His daily routine in those teenager years followed a fixed pattern, and going to the club was an integral part of it. School, going to the club with his friends, then off to the sports ground, and in the evening to the abandoned school garden of the Kopernikus School. The empty ruin of the school was a place of adventure and held a special attraction for the youngsters. Many of David's friendships date back to that time as do fond memories of sharing time with others in social get-togethers.

But: "There were always clear rules," at school and at home. Crossing limits inevitably had its consequences. That is something David feels is missing today, something he would like to pass on as an educator, despite his limited options to influence matters in the Ossi as a voluntary facility. Showing respect, especially for older people, politeness and good manners are important to him.

Indirect route to becoming an educator

When his application to the police (his original career aspiration) was turned down, David had to bridge one year. Family and friends came up with the idea of his trying a social year at kindergarten. He was, after all, good at communicating and had always liked spending time with children.
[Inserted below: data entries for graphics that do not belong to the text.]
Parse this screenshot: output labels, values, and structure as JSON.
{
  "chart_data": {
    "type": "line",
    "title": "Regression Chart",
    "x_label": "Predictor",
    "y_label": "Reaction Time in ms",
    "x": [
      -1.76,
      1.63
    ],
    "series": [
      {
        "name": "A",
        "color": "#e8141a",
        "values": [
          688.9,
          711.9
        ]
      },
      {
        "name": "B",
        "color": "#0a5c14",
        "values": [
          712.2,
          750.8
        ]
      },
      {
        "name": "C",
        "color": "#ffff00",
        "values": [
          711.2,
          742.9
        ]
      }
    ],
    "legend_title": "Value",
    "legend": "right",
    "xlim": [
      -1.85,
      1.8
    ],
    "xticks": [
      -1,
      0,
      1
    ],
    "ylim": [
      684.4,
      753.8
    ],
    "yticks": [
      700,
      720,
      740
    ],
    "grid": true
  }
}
He loved his work there, and the original plan of spending one year in education turned into a five-year training course to become an educator. He was offered a job in the Ossi, where he'd already completed an internship and knew some colleagues, directly after he had passed his exam.

Today, David believes that the happiest moments in his job are when the young people express their personal appreciation and affection for him or when he feels that he makes a difference in a conflict between children and parents, for example. He still has a lot of ambitious plans for his young people: He is currently busy qualifying as a fitness coach. With this under his belt he wants to offer a new service in the Ossi. The guys had told him they would like to have that in the Ossi. Sport brings people together and helps reduce stress.

A future in Hoyerswerda?

What Hoyerswerda needs is more free-of-charge facilities for young people, David is convinced. It's true, he says, that the new trampoline park is good but it is expensive, and the town has rapidly disintegrated over recent decades. The many vacant premises have made it gray and drab. David tells us that some of the young people from the Ossi take part in demonstrations and motorcades against the Covid-19 rules these days – not acting out of conviction but simply because "there's something happening there".

David himself will "definitely" stay in Hoyerswerda. He is a "social animal", he says, and he feels most at ease where his family and friends are. The Ossi, which is soon to become part of a new, cross-generational meeting point and educational center in Hoyerswerda, offers him an interesting professional perspective.

"I don't need a big city," says David. But Hoyerswerda should in fact be offering a bit more than it is now. He understands those who leave town or don't want to move there in the first place. David hopes that current projects like a leisure park and the planned satellite campus of Dresden University won't fizzle out again and will bring new life to the town: "Something finally needs to happen here."

The Freudenberg Foundation was one of the initiators of the RAA Hoyerswerda/East Saxony and has provided both institutional and project-referenced support since it was set up in 1993. The Foundation is also represented on the advisory board for education of Hoyerswerda town council and, together with the municipality, is a founding member of the Weinheim Initiative working group for smoothly successful transitions from school to job. In late 2021, the Foundation, the RAA Hoyerswerda and the RAA Saxony commissioned a survey to investigate how young people in Hoyerswerda experience democracy.